Increasing numbers of comorbidities, such as depression, anxiety [102, 103] and obesity [104] have been associated with migraine. Thus, non-pharmacological treatments become even more evident to avoid polypharmacy or drug interactions. Moreover, there are also patients in whom migraine attacks are refractory to pharmacological treatment [105]. Regular exercise has been proposed as a possible therapeutic option for migraine. Advantages are that it is available to most people with migraine, also in low-and-middle-income countries, with low physician coverage, that it costs nothing or very little, and that it has general health benefits and should be performed by everyone.

Scientific research in this field, although limited, indicates positive results, showing that aerobic exercise training can have positive therapeutic outcomes for adolescent and adult migraine patients, reducing the frequency and the intensity of the headaches, body weight and psychiatric comorbidities, as well as improving the quality of life of these patients [17, 38, 106] and conferring multiple health benefits (weight, sleep regulation, mood, cardiovascular function), including conditions that are frequently comorbid with migraine (obesity, hypertension, sleep apnoea, depression, anxiety) [18], without causing side effects and without significant costs [107]. Moreover, an exercise intervention may prove suitable for people with migraine considering their tendency toward inactivity [108] and the direct association between low physical activity and greater migraine frequency [14]. However more research is needed, especially controlled studies with long-term follow up, for the generalization of these results.
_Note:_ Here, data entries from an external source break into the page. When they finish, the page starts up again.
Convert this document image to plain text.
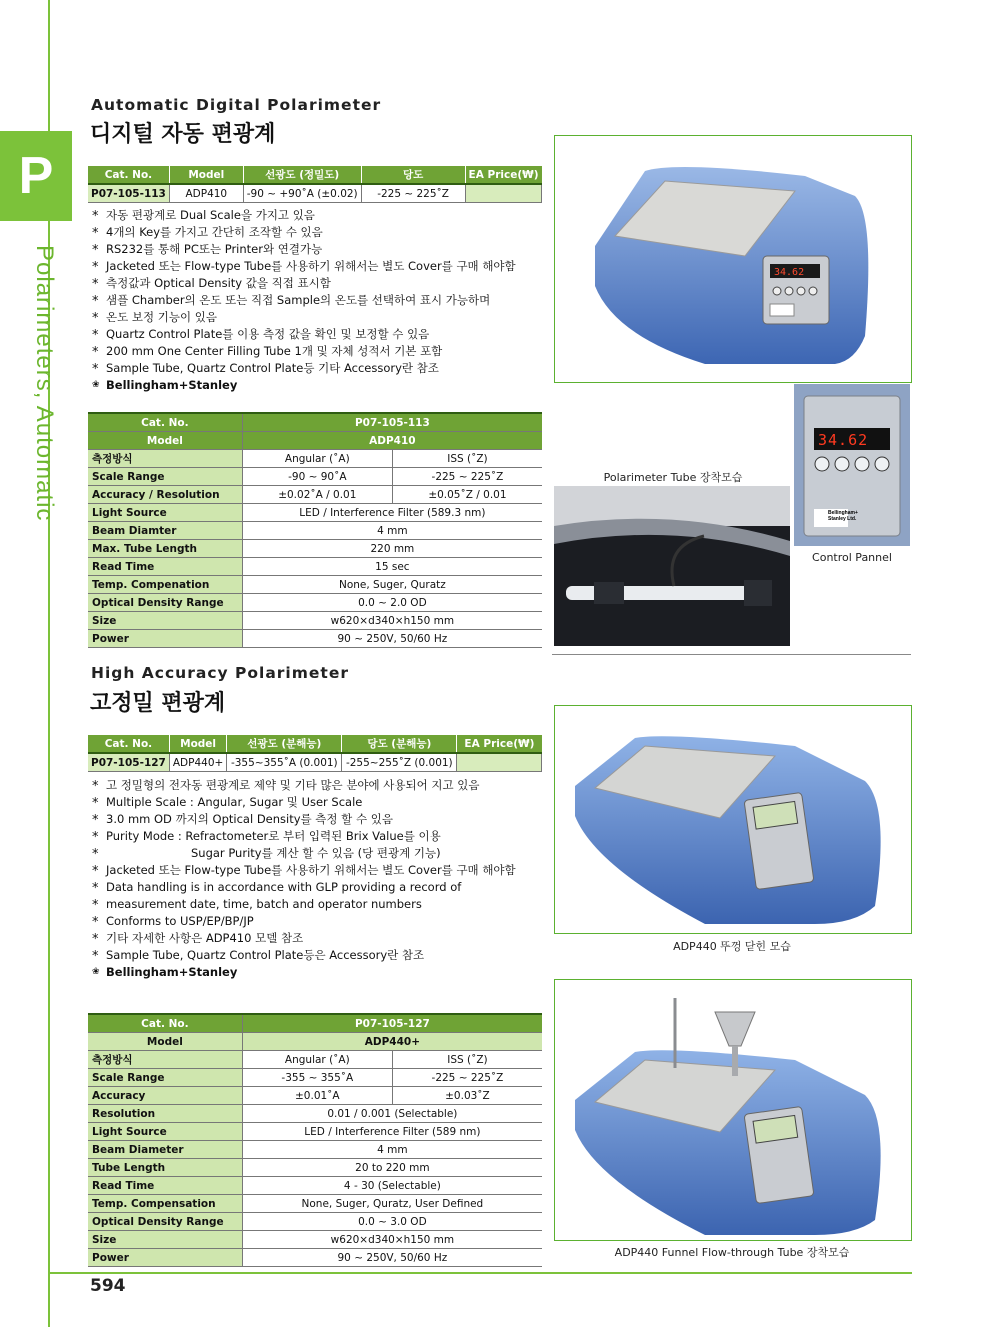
P
Polarimeters, Automatic
Automatic Digital Polarimeter
디지털 자동 편광계
Cat. No.	Model	선광도 (정밀도)	당도	EA Price(₩)
P07-105-113	ADP410	-90 ~ +90˚A (±0.02)	-225 ~ 225˚Z	
* 자동 편광계로 Dual Scale을 가지고 있음
* 4개의 Key를 가지고 간단히 조작할 수 있음
* RS232를 통해 PC또는 Printer와 연결가능
* Jacketed 또는 Flow-type Tube를 사용하기 위해서는 별도 Cover를 구매 해야함
* 측정값과 Optical Density 값을 직접 표시함
* 샘플 Chamber의 온도 또는 직접 Sample의 온도를 선택하여 표시 가능하며
* 온도 보정 기능이 있음
* Quartz Control Plate를 이용 측정 값을 확인 및 보정할 수 있음
* 200 mm One Center Filling Tube 1개 및 자체 성적서 기본 포함
* Sample Tube, Quartz Control Plate등 기타 Accessory란 참조
❀ Bellingham+Stanley
Cat. No.	P07-105-113	
Model	ADP410	
측정방식	Angular (˚A)	ISS (˚Z)
Scale Range	-90 ~ 90˚A	-225 ~ 225˚Z
Accuracy / Resolution	±0.02˚A / 0.01	±0.05˚Z / 0.01
Light Source	LED / Interference Filter (589.3 nm)	
Beam Diamter	4 mm	
Max. Tube Length	220 mm	
Read Time	15 sec	
Temp. Compenation	None, Suger, Quratz	
Optical Density Range	0.0 ~ 2.0 OD	
Size	w620×d340×h150 mm	
Power	90 ~ 250V, 50/60 Hz	
34.62
Polarimeter Tube 장착모습
34.62
Bellingham+ Stanley Ltd.
Control Pannel
High Accuracy Polarimeter
고정밀 편광계
Cat. No.	Model	선광도 (분해능)	당도 (분해능)	EA Price(₩)
P07-105-127	ADP440+	-355~355˚A (0.001)	-255~255˚Z (0.001)	
* 고 정밀형의 전자동 편광계로 제약 및 기타 많은 분야에 사용되어 지고 있음
* Multiple Scale : Angular, Sugar 및 User Scale
* 3.0 mm OD 까지의 Optical Density를 측정 할 수 있음
* Purity Mode : Refractometer로 부터 입력된 Brix Value를 이용
* Sugar Purity를 계산 할 수 있음 (당 편광계 기능)
* Jacketed 또는 Flow-type Tube를 사용하기 위해서는 별도 Cover를 구매 해야함
* Data handling is in accordance with GLP providing a record of
* measurement date, time, batch and operator numbers
* Conforms to USP/EP/BP/JP
* 기타 자세한 사항은 ADP410 모델 참조
* Sample Tube, Quartz Control Plate등은 Accessory란 참조
❀ Bellingham+Stanley
Cat. No.	P07-105-127	
Model	ADP440+	
측정방식	Angular (˚A)	ISS (˚Z)
Scale Range	-355 ~ 355˚A	-225 ~ 225˚Z
Accuracy	±0.01˚A	±0.03˚Z
Resolution	0.01 / 0.001 (Selectable)	
Light Source	LED / Interference Filter (589 nm)	
Beam Diameter	4 mm	
Tube Length	20 to 220 mm	
Read Time	4 - 30 (Selectable)	
Temp. Compensation	None, Suger, Quratz, User Defined	
Optical Density Range	0.0 ~ 3.0 OD	
Size	w620×d340×h150 mm	
Power	90 ~ 250V, 50/60 Hz	
ADP440 뚜껑 닫힌 모습
ADP440 Funnel Flow-through Tube 장착모습
594
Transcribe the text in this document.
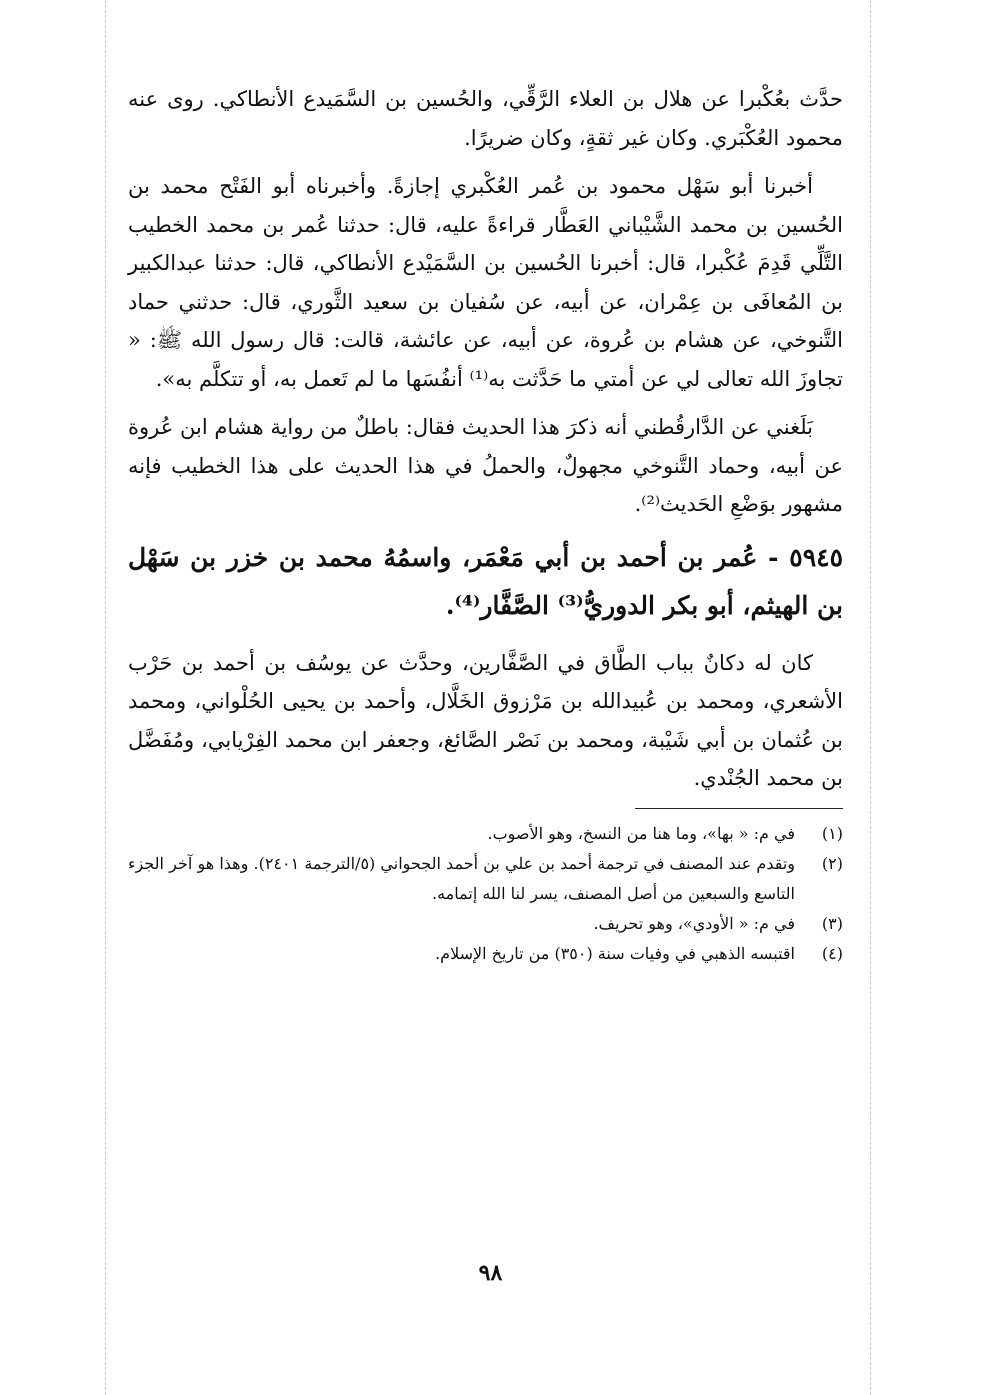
حدَّث بعُكْبرا عن هلال بن العلاء الرَّقِّي، والحُسين بن السَّمَيدع الأنطاكي. روى عنه محمود العُكْبَري. وكان غير ثقةٍ، وكان ضريرًا.

أخبرنا أبو سَهْل محمود بن عُمر العُكْبري إجازةً. وأخبرناه أبو الفَتْح محمد بن الحُسين بن محمد الشَّيْباني العَطَّار قراءةً عليه، قال: حدثنا عُمر بن محمد الخطيب التَّلِّي قَدِمَ عُكْبرا، قال: أخبرنا الحُسين بن السَّمَيْدع الأنطاكي، قال: حدثنا عبدالكبير بن المُعافَى بن عِمْران، عن أبيه، عن سُفيان بن سعيد الثَّوري، قال: حدثني حماد التَّنوخي، عن هشام بن عُروة، عن أبيه، عن عائشة، قالت: قال رسول الله ﷺ: « تجاوزَ الله تعالى لي عن أمتي ما حَدَّثت به⁽¹⁾ أنفُسَها ما لم تَعمل به، أو تتكلَّم به».

بَلَغني عن الدَّارقُطني أنه ذكرَ هذا الحديث فقال: باطلٌ من رواية هشام ابن عُروة عن أبيه، وحماد التَّنوخي مجهولٌ، والحملُ في هذا الحديث على هذا الخطيب فإنه مشهور بوَضْعِ الحَديث⁽²⁾.

٥٩٤٥ - عُمر بن أحمد بن أبي مَعْمَر، واسمُهُ محمد بن خزر بن سَهْل بن الهيثم، أبو بكر الدوريُّ⁽³⁾ الصَّفَّار⁽⁴⁾.

كان له دكانٌ بباب الطَّاق في الصَّفَّارين، وحدَّث عن يوسُف بن أحمد بن حَرْب الأشعري، ومحمد بن عُبيدالله بن مَرْزوق الخَلَّال، وأحمد بن يحيى الحُلْواني، ومحمد بن عُثمان بن أبي شَيْبة، ومحمد بن نَصْر الصَّائغ، وجعفر ابن محمد الفِرْيابي، ومُفَضَّل بن محمد الجُنْدي.

(١)
في م: « بها»، وما هنا من النسخ، وهو الأصوب.
(٢)
وتقدم عند المصنف في ترجمة أحمد بن علي بن أحمد الجحواني (٥/الترجمة ٢٤٠١). وهذا هو آخر الجزء التاسع والسبعين من أصل المصنف، يسر لنا الله إتمامه.
(٣)
في م: « الأودي»، وهو تحريف.
(٤)
اقتبسه الذهبي في وفيات سنة (٣٥٠) من تاريخ الإسلام.
٩٨
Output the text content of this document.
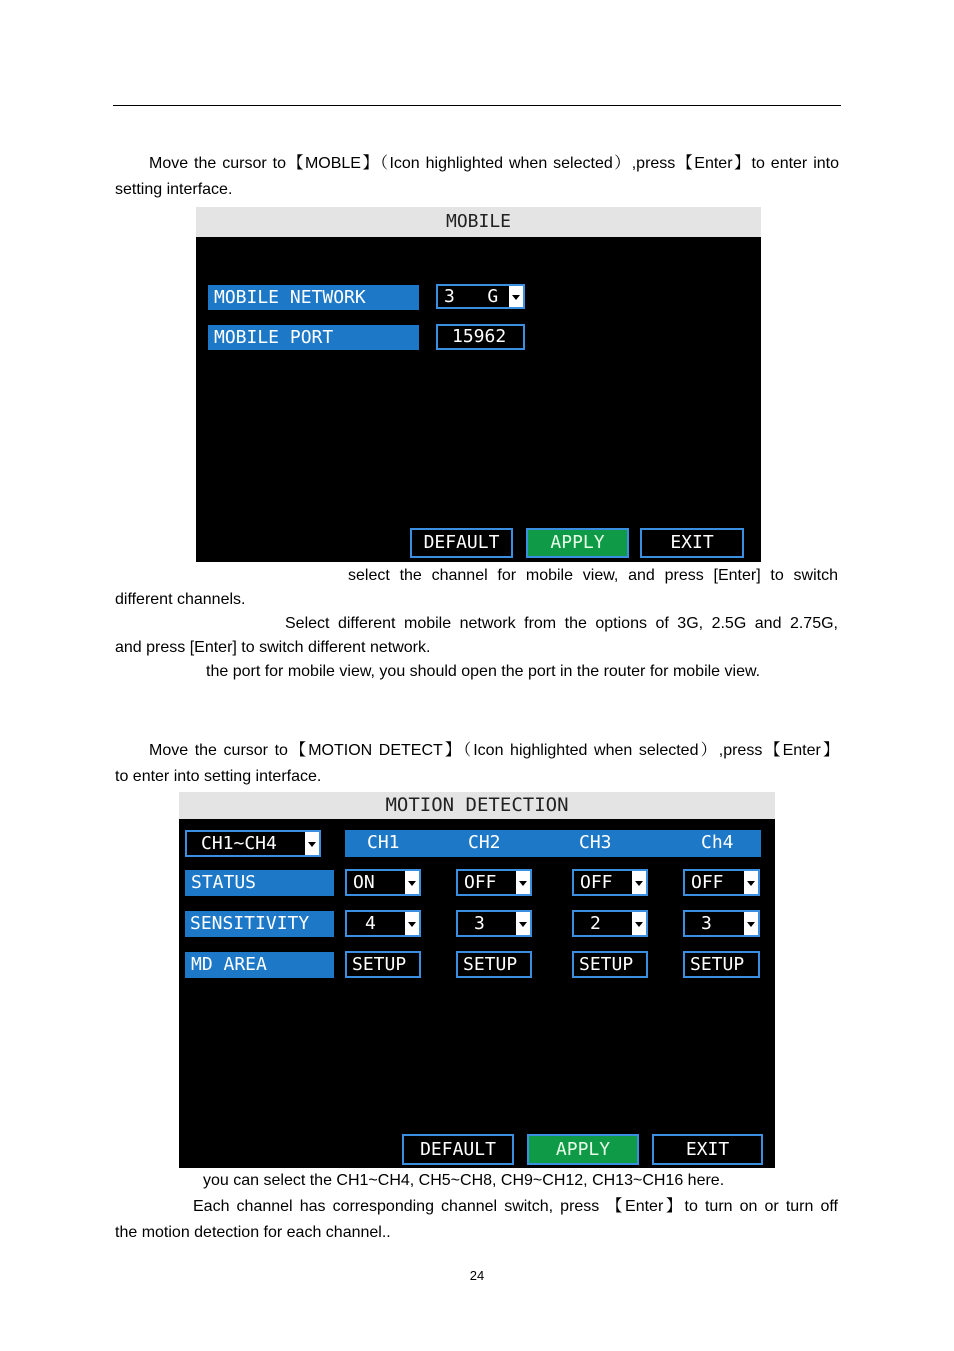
Move the cursor to【MOBLE】（Icon highlighted when selected）,press【Enter】to enter into
setting interface.
MOBILE
MOBILE NETWORK	3   G
MOBILE PORT	15962
DEFAULT	APPLY	EXIT
select the channel for mobile view, and press [Enter] to switch
different channels.
Select different mobile network from the options of 3G, 2.5G and 2.75G,
and press [Enter] to switch different network.
the port for mobile view, you should open the port in the router for mobile view.
Move the cursor to【MOTION DETECT】（Icon highlighted when selected）,press【Enter】
to enter into setting interface.
MOTION DETECTION
CH1~CH4	CH1	CH2	CH3	Ch4
STATUS	ON	OFF	OFF	OFF
SENSITIVITY	4	3	2	3
MD AREA	SETUP	SETUP	SETUP	SETUP
DEFAULT	APPLY	EXIT
you can select the CH1~CH4, CH5~CH8, CH9~CH12, CH13~CH16 here.
Each channel has corresponding channel switch, press 【Enter】to turn on or turn off
the motion detection for each channel..
24
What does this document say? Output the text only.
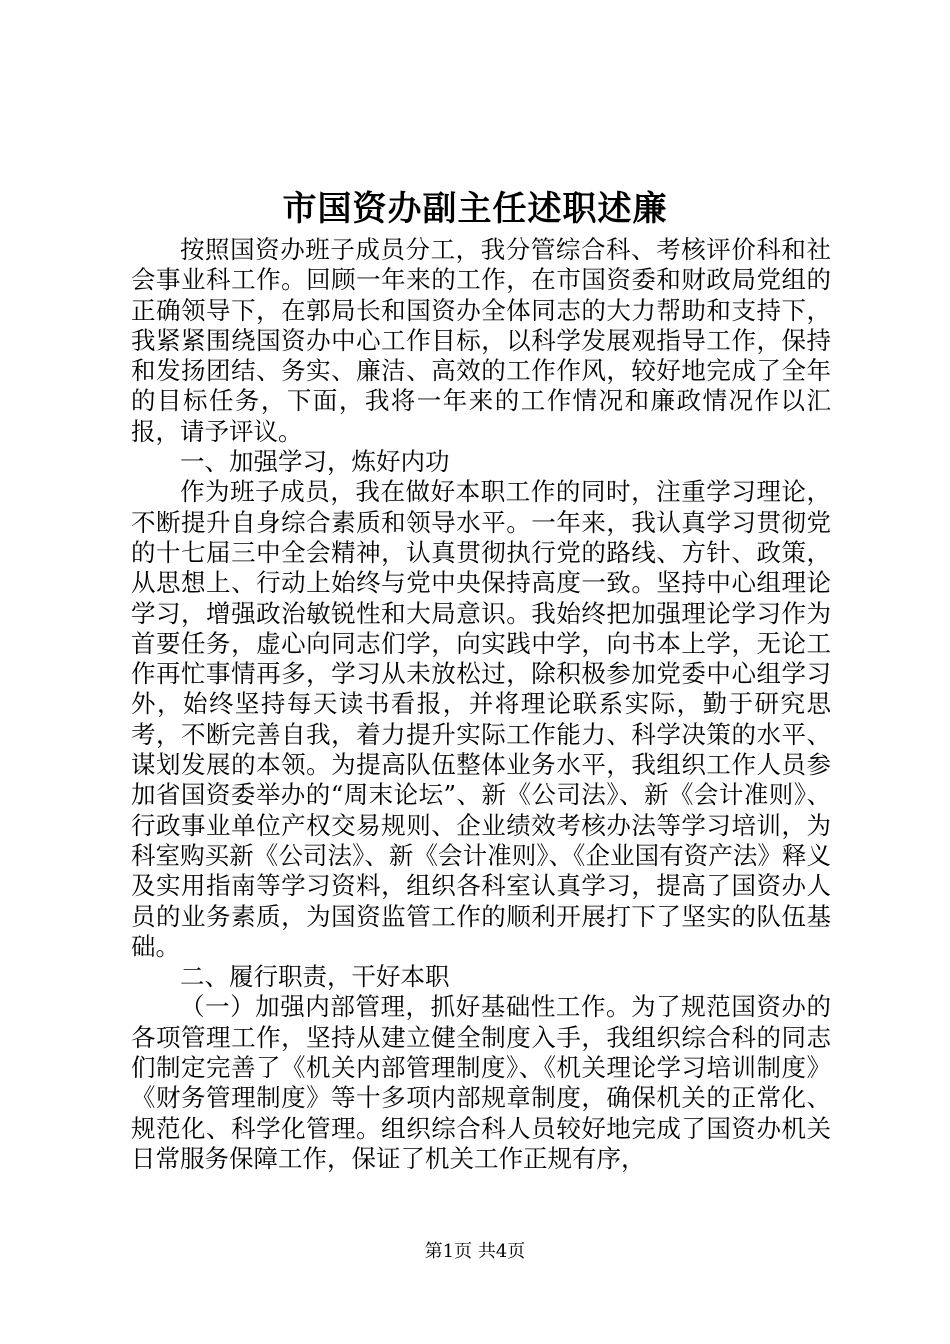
市国资办副主任述职述廉

按照国资办班子成员分工，我分管综合科、考核评价科和社会事业科工作。回顾一年来的工作，在市国资委和财政局党组的正确领导下，在郭局长和国资办全体同志的大力帮助和支持下，我紧紧围绕国资办中心工作目标，以科学发展观指导工作，保持和发扬团结、务实、廉洁、高效的工作作风，较好地完成了全年的目标任务，下面，我将一年来的工作情况和廉政情况作以汇报，请予评议。

一、加强学习，炼好内功

作为班子成员，我在做好本职工作的同时，注重学习理论，不断提升自身综合素质和领导水平。一年来，我认真学习贯彻党的十七届三中全会精神，认真贯彻执行党的路线、方针、政策，从思想上、行动上始终与党中央保持高度一致。坚持中心组理论学习，增强政治敏锐性和大局意识。我始终把加强理论学习作为首要任务，虚心向同志们学，向实践中学，向书本上学，无论工作再忙事情再多，学习从未放松过，除积极参加党委中心组学习外，始终坚持每天读书看报，并将理论联系实际，勤于研究思考，不断完善自我，着力提升实际工作能力、科学决策的水平、谋划发展的本领。为提高队伍整体业务水平，我组织工作人员参加省国资委举办的“周末论坛”、新《公司法》、新《会计准则》、行政事业单位产权交易规则、企业绩效考核办法等学习培训，为科室购买新《公司法》、新《会计准则》、《企业国有资产法》释义及实用指南等学习资料，组织各科室认真学习，提高了国资办人员的业务素质，为国资监管工作的顺利开展打下了坚实的队伍基础。

二、履行职责，干好本职

（一）加强内部管理，抓好基础性工作。为了规范国资办的各项管理工作，坚持从建立健全制度入手，我组织综合科的同志们制定完善了《机关内部管理制度》、《机关理论学习培训制度》《财务管理制度》等十多项内部规章制度，确保机关的正常化、规范化、科学化管理。组织综合科人员较好地完成了国资办机关日常服务保障工作，保证了机关工作正规有序，

第1页 共4页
The empirical support for recommending a specific exercise program for prophylactic treatment is relatively limited but we can provide a general guide. Aerobic exercises like cycling and walking, are preferred over eccentric or isometric muscle work and a warm-up period should be included considering that both high intensity exercise and insufficient warm-up are reported to be common triggering factors for migraine [9]. The program in total should remain in a tolerable level preventing exercise-related pain and disability, with a suggested frequency of two to three times per week. Patients must continue with this despite initial lack of improvement because it is found that people with migraine can develop a “tolerance” to the pain-inducing effects of moderate exercise [109].

Conclusions

In conclusion, considering this combination of efficacy, minimal side effects, multiple health benefits and cost savings, exercise programs seem to be an important asset in the management of migraine and it is encouraged that public health services financially support such interdisciplinary intervention programs and educational campaigns and that headache experts, as well as general practitioners, incorporate them within the therapeutic plan for their patients.